Le second pilier impose un taux d’imposition minimum de 15 % sur les bénéfices des entreprises réalisant plus de 750 millions de dollars de chiffre d’affaire annuel. Le 7 octobre 2021, les trois derniers Etats de l’Union Européenne qui ne l’avaient pas encore accepté (Irlande, Hongrie, Estonie) ont rejoint les 130 pays déjà signataires, qui représentent 90 % du PIB mondial.
L’Irlande valide l’accord de l’OCDE sur l’imposition des GAFAM
Le premier pilier touche fortement le modèle fiscal irlandais. En effet, l’Irlande a profité d’un taux d’imposition sur les sociétés particulièrement bas, à 12,5 %, pour attirer les sièges sociaux européens de la plupart des géants du web, dont Facebook ou Google. Ces entreprises américaines font ensuite facturer à leur filiale irlandaise la majorité du chiffre d’affaire réalisé dans les autres pays de l’Union.
Ce procédé d’optimisation fiscale, légal mais moralement discutable, permet aux GAFAM de délocaliser leurs bénéfices en Irlande, où le taux d’imposition est plus faible. Le texte de l’OCDE obligera ces géants du web à déclarer une partie de leurs bénéfices dans les pays où ils les réalisent effectivement – gonflant les recettes fiscales de ces pays, comme la France, l’Allemagne, l’Italie, l’Espagne… La mesure devrait rentrer en vigueur d’ici 2030.
Pourquoi l’Irlande a finalement accepté de signer ?
Ces nouvelles règles risquent donc de réduire les revenus fiscaux de l’Irlande. Ce qui explique pourquoi Dublin n’avait pas signé le texte, début juillet 2021. Certes, les tractations ayant amené à ce revirement sont restées secrètes.
Mais le contexte semblait clairement favorable.
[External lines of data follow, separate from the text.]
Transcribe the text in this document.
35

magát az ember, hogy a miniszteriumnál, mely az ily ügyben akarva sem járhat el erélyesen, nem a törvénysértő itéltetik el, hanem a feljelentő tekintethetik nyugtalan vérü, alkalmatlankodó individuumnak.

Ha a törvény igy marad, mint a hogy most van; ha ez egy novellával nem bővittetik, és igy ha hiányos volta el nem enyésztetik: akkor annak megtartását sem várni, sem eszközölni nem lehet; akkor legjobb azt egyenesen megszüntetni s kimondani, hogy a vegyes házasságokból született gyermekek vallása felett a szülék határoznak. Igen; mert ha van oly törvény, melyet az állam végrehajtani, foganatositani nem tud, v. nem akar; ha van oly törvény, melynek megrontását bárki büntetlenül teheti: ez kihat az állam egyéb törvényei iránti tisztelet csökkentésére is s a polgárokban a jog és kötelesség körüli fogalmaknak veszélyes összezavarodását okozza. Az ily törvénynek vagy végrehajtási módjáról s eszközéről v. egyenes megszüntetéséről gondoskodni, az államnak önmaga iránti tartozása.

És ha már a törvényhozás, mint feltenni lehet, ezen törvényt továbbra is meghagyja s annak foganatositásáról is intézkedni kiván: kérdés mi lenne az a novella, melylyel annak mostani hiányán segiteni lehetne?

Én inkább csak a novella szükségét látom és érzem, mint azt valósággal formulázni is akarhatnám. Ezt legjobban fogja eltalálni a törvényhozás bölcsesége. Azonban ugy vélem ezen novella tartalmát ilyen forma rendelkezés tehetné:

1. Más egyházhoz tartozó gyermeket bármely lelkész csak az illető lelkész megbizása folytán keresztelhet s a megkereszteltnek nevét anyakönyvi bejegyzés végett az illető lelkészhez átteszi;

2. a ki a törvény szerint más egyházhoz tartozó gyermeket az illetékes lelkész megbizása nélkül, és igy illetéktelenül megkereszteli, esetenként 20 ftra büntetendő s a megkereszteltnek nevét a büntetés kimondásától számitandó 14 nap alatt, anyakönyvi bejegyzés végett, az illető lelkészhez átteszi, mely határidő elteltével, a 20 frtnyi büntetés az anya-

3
L’Irlande dispose d’un poids diplomatique limité au sein de l’Union Européenne, et fait face au Brexit, qui complexifie le commerce avec le Royaume-Uni et l’oblige à un rapprochement avec ses partenaires européens. Il est d’ailleurs probable que Dublin ait négocié avec Bruxelles un soutien sur d’autres questions-clés pour signer le texte.
Un manque à gagner fiscal à tempérer
Ensuite, l’impact sur les finances irlandaises pourrait ne pas être si important. Pour commencer, les 800 entreprises de la tech ayant installé leurs bureaux à Dublin ne seront pas toutes concernées par l’accord de l’OCDE. Les plus petites et, surtout, les moins rentables seront dispensées. Amazon, par exemple, a actuellement un taux de rentabilité inférieur à 10 %, ce qui lui permettrait, théoriquement, de maintenir l’intégralité de ses bénéfices en Irlande.
Enfin, l’Irlande va aussi être obligée de porter son taux d’imposition sur les sociétés à 15 %, au lieu de 12,5 % actuellement. Cela signifie que les revenus fiscaux versés par les géants de la tech à l’administration irlandaise vont augmenter de 20 %. Au final, le manque à gagner pourrait être réduit. L’Irlande pourra au passage décoller (en partie) son image de paradis fiscal. Un opération, au final, loin d’être 100 % négative pour Dublin.